De la comparativa también se desprende que, a pesar de ofrecer resultados menos rentables, los europeos publican más en biomedicina: el 38 por ciento de los estudios biomédicos publicados en el mundo son de la UE, frente al 33 por ciento firmados en Estados Unidos. La ESF también compara el coste total de la asistencia sanitaria por persona entre ambas potencias. Aquí la relación coste-eficacia de los sistemas sanitarios europeos queda más que demostrada: cada europeo supone un gasto de 2.730 euros anuales en sanidad, cuando Estados Unidos alcanza los 6.400 euros por persona y año.

Respecto al retorno para la industria, la ESF hace una estimación con datos de 2011 en el que destaca que el gasto de las farmacéuticas en I+D en Europa fue de 27.500 millones de euros, 2.500 millones menos que lo invertido por las multinacionales de Estados Unidos (30.000 millones).
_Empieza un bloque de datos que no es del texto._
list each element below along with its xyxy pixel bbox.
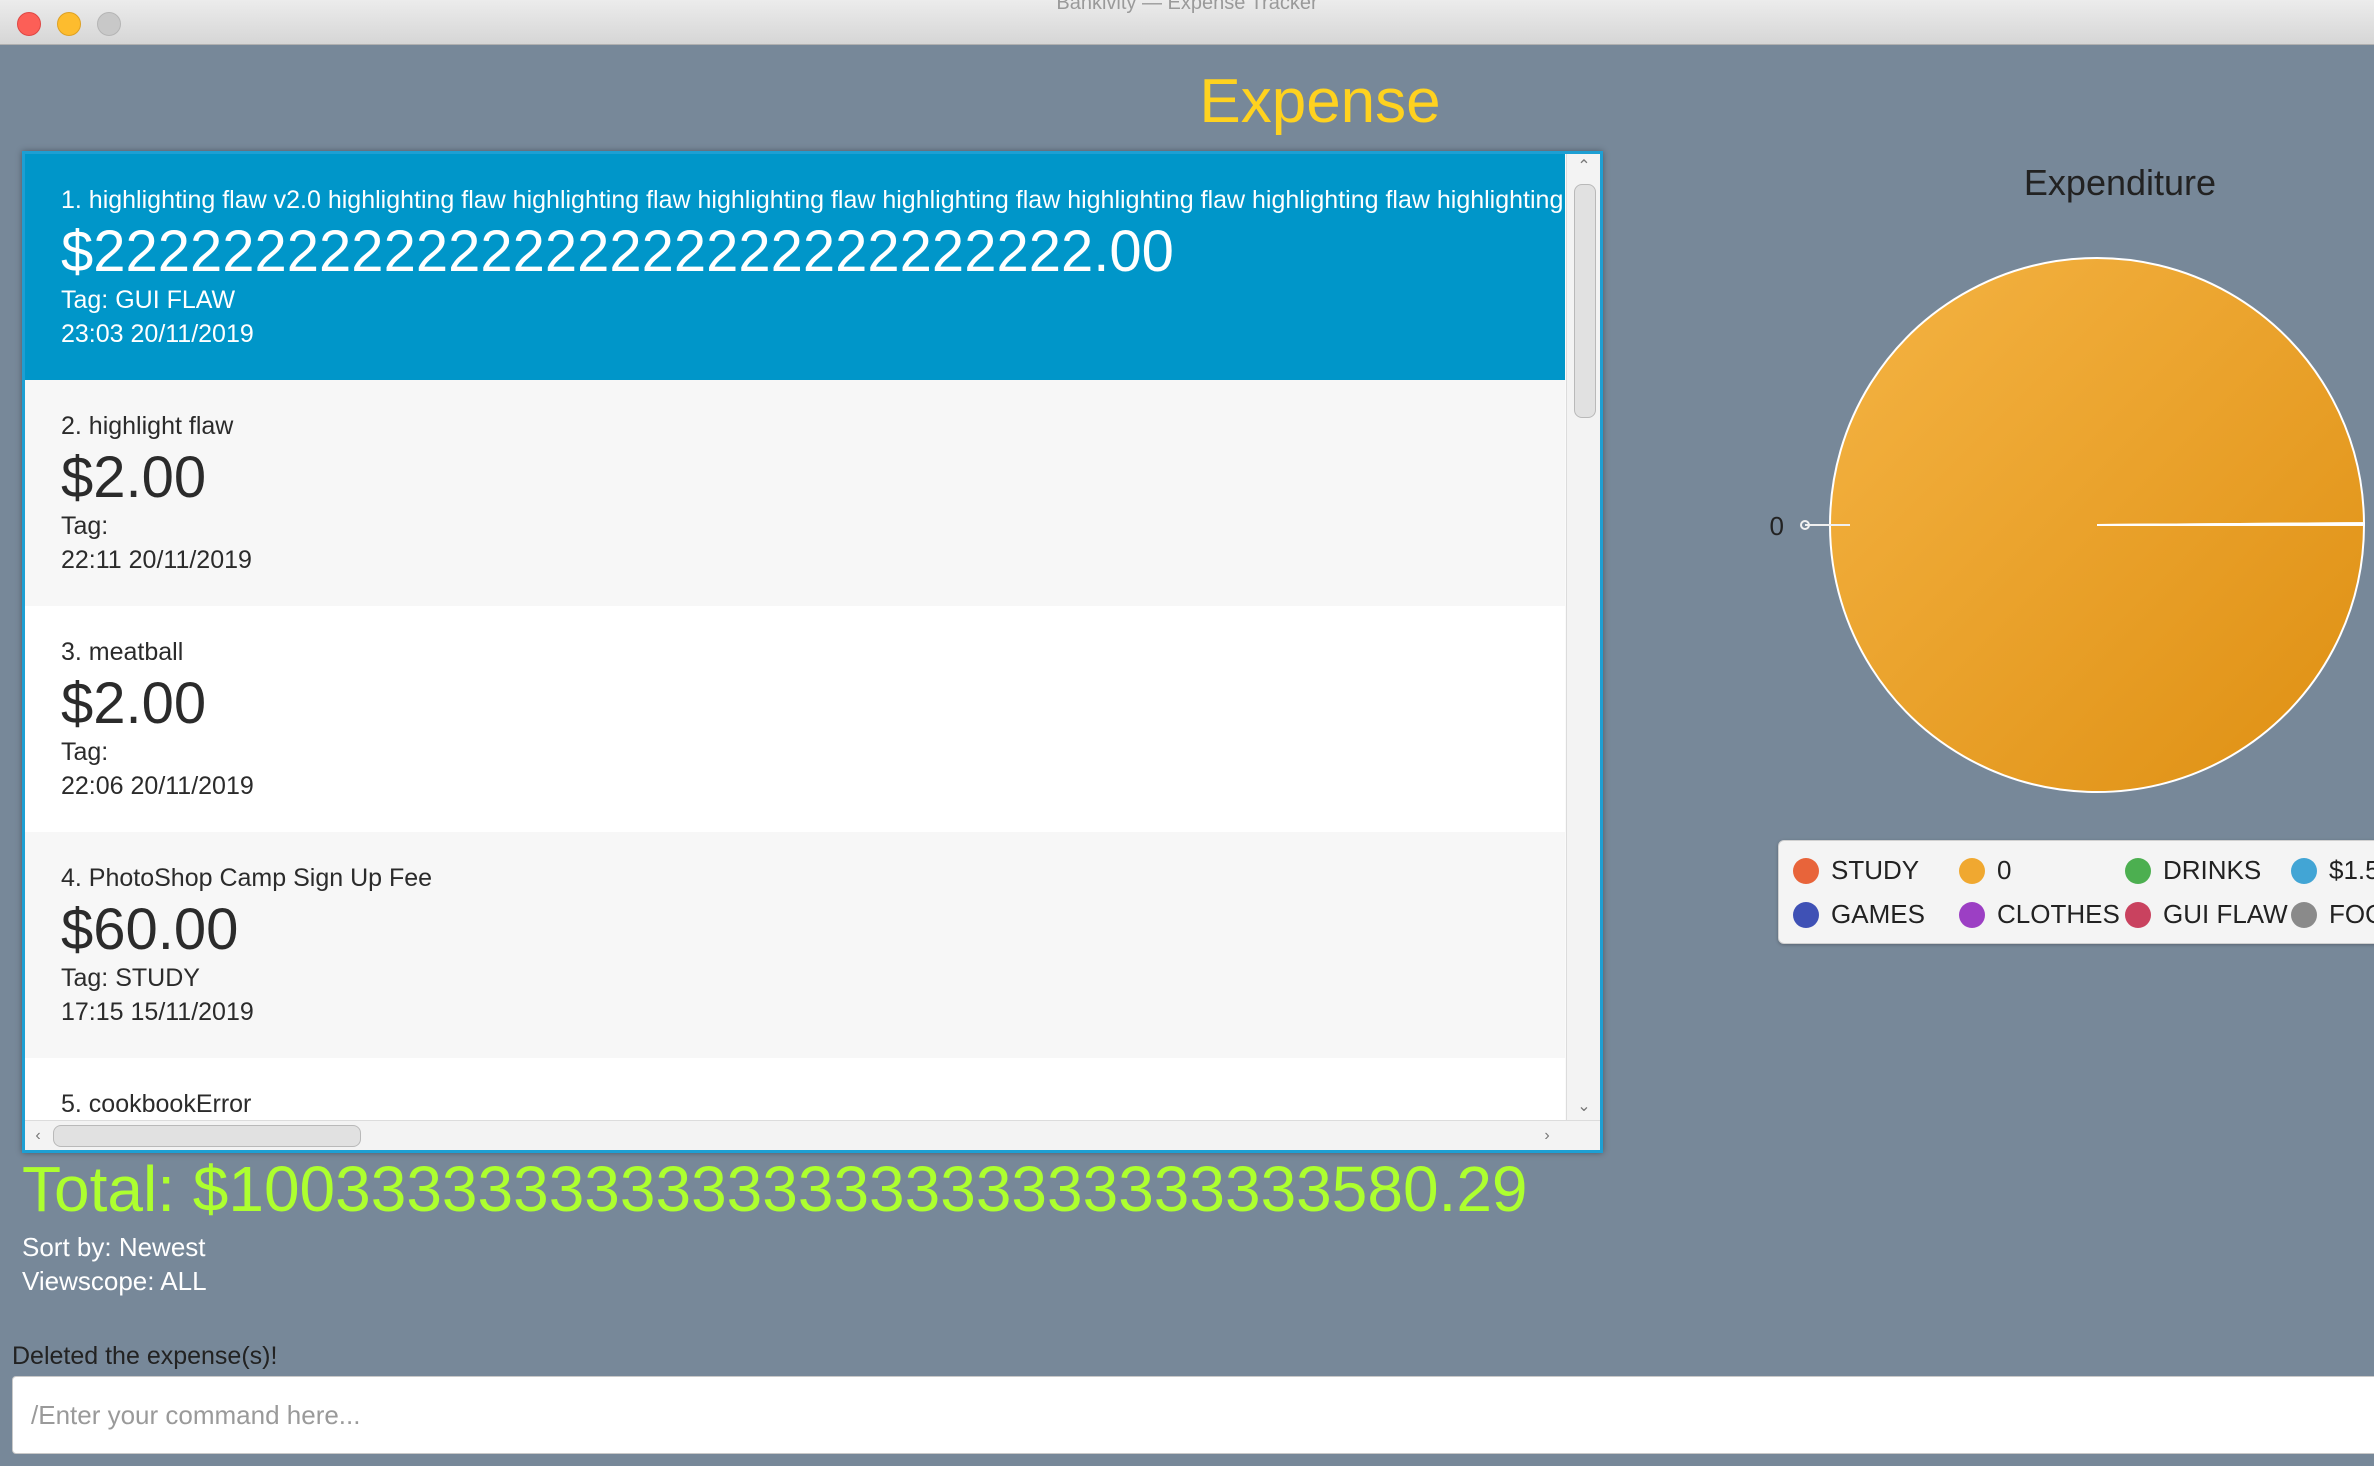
legend-dot (2125, 902, 2151, 928)
expense-tag: Tag: (61, 738, 109, 766)
expense-datetime: 17:15 15/11/2019 (61, 998, 254, 1026)
scroll-right-icon[interactable]: › (1534, 1121, 1560, 1150)
maximize-window-button[interactable] (97, 12, 121, 36)
expense-amount: $60.00 (61, 897, 239, 962)
expense-datetime: 22:06 20/11/2019 (61, 772, 254, 800)
legend-dot (1959, 858, 1985, 884)
command-input[interactable] (12, 1376, 2374, 1454)
expense-tag: Tag: STUDY (61, 964, 200, 992)
legend-label: DRINKS (2163, 855, 2262, 885)
expense-datetime: 23:03 20/11/2019 (61, 320, 254, 348)
result-message: Deleted the expense(s)! (12, 1342, 278, 1370)
expense-card[interactable]: 3. meatball $2.00 Tag: 22:06 20/11/2019 (25, 606, 1565, 832)
sort-status: Sort by: Newest (22, 1232, 206, 1262)
legend-dot (1793, 858, 1819, 884)
close-window-button[interactable] (17, 12, 41, 36)
chart-legend: STUDY 0 DRINKS $1.5 GAMES CLOTHES GUI FL… (1778, 840, 2374, 944)
legend-dot (2125, 858, 2151, 884)
legend-label: GAMES (1831, 899, 1925, 929)
chart-title: Expenditure (2023, 162, 2217, 203)
expense-datetime: 22:11 20/11/2019 (61, 546, 252, 574)
vertical-scroll-thumb[interactable] (1574, 184, 1596, 418)
expense-tag: Tag: GUI FLAW (61, 286, 236, 314)
horizontal-scroll-thumb[interactable] (53, 1125, 361, 1147)
pie-slices (1829, 257, 2366, 794)
title-bar: Bankivity — Expense Tracker (0, 0, 2374, 45)
expense-description: 5. cookbookError (61, 1090, 252, 1118)
expense-description: 4. PhotoShop Camp Sign Up Fee (61, 864, 433, 892)
vertical-scrollbar[interactable]: ⌃ ⌄ (1566, 154, 1600, 1120)
scroll-left-icon[interactable]: ‹ (25, 1121, 51, 1150)
total-amount: Total: $10033333333333333333333333333335… (22, 1153, 1528, 1225)
expense-list-viewport: 1. highlighting flaw v2.0 highlighting f… (25, 154, 1565, 1120)
expense-amount: $2.00 (61, 671, 207, 736)
expense-card[interactable]: 1. highlighting flaw v2.0 highlighting f… (25, 154, 1565, 380)
slice-label: 0 (1770, 511, 1784, 541)
expense-description: 2. highlight flaw (61, 412, 234, 440)
scroll-up-icon[interactable]: ⌃ (1567, 154, 1600, 180)
legend-label: GUI FLAW (2163, 899, 2288, 929)
expenditure-pie-chart: 0 (1770, 257, 2366, 794)
expense-amount: $2.00 (61, 445, 207, 510)
expense-card[interactable]: 4. PhotoShop Camp Sign Up Fee $60.00 Tag… (25, 832, 1565, 1058)
legend-dot (1959, 902, 1985, 928)
expense-card[interactable]: 2. highlight flaw $2.00 Tag: 22:11 20/11… (25, 380, 1565, 606)
expense-card[interactable]: 5. cookbookError (25, 1058, 1565, 1120)
expense-description: 1. highlighting flaw v2.0 highlighting f… (61, 186, 1565, 214)
viewscope-status: Viewscope: ALL (22, 1266, 207, 1296)
legend-label: $1.5 (2329, 855, 2374, 885)
expense-amount: $2222222222222222222222222222222.00 (61, 219, 1174, 284)
expense-list[interactable]: 1. highlighting flaw v2.0 highlighting f… (22, 151, 1603, 1153)
legend-dot (1793, 902, 1819, 928)
legend-label: CLOTHES (1997, 899, 2120, 929)
legend-label: 0 (1997, 855, 2012, 885)
legend-label: STUDY (1831, 855, 1920, 885)
page-title: Expense (1199, 67, 1441, 136)
scroll-down-icon[interactable]: ⌄ (1567, 1094, 1600, 1120)
legend-dot (2291, 858, 2317, 884)
minimize-window-button[interactable] (57, 12, 81, 36)
horizontal-scrollbar[interactable]: ‹ › (25, 1120, 1600, 1150)
legend-dot (2291, 902, 2317, 928)
expense-description: 3. meatball (61, 638, 184, 666)
expense-tag: Tag: (61, 512, 109, 540)
legend-label: FOOD (2329, 899, 2374, 929)
window-title: Bankivity — Expense Tracker (1056, 0, 1318, 14)
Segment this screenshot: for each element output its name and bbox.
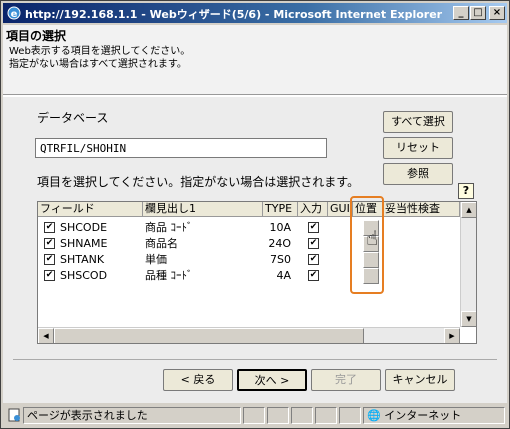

En sus argumentaciones, el informe explica que estos datos indican el “bajo nivel” de la inversión pública europea en investigación biomédica. En este sentido, solicitan al Parlamento Europeo y al Consejo Europeo que incrementen la inversión en 5.000 millones de euros anuales para los próximos 7 años y que valoren la creación de un mecanismo que respalde económicamente la investigación sanitaria independiente de la industria.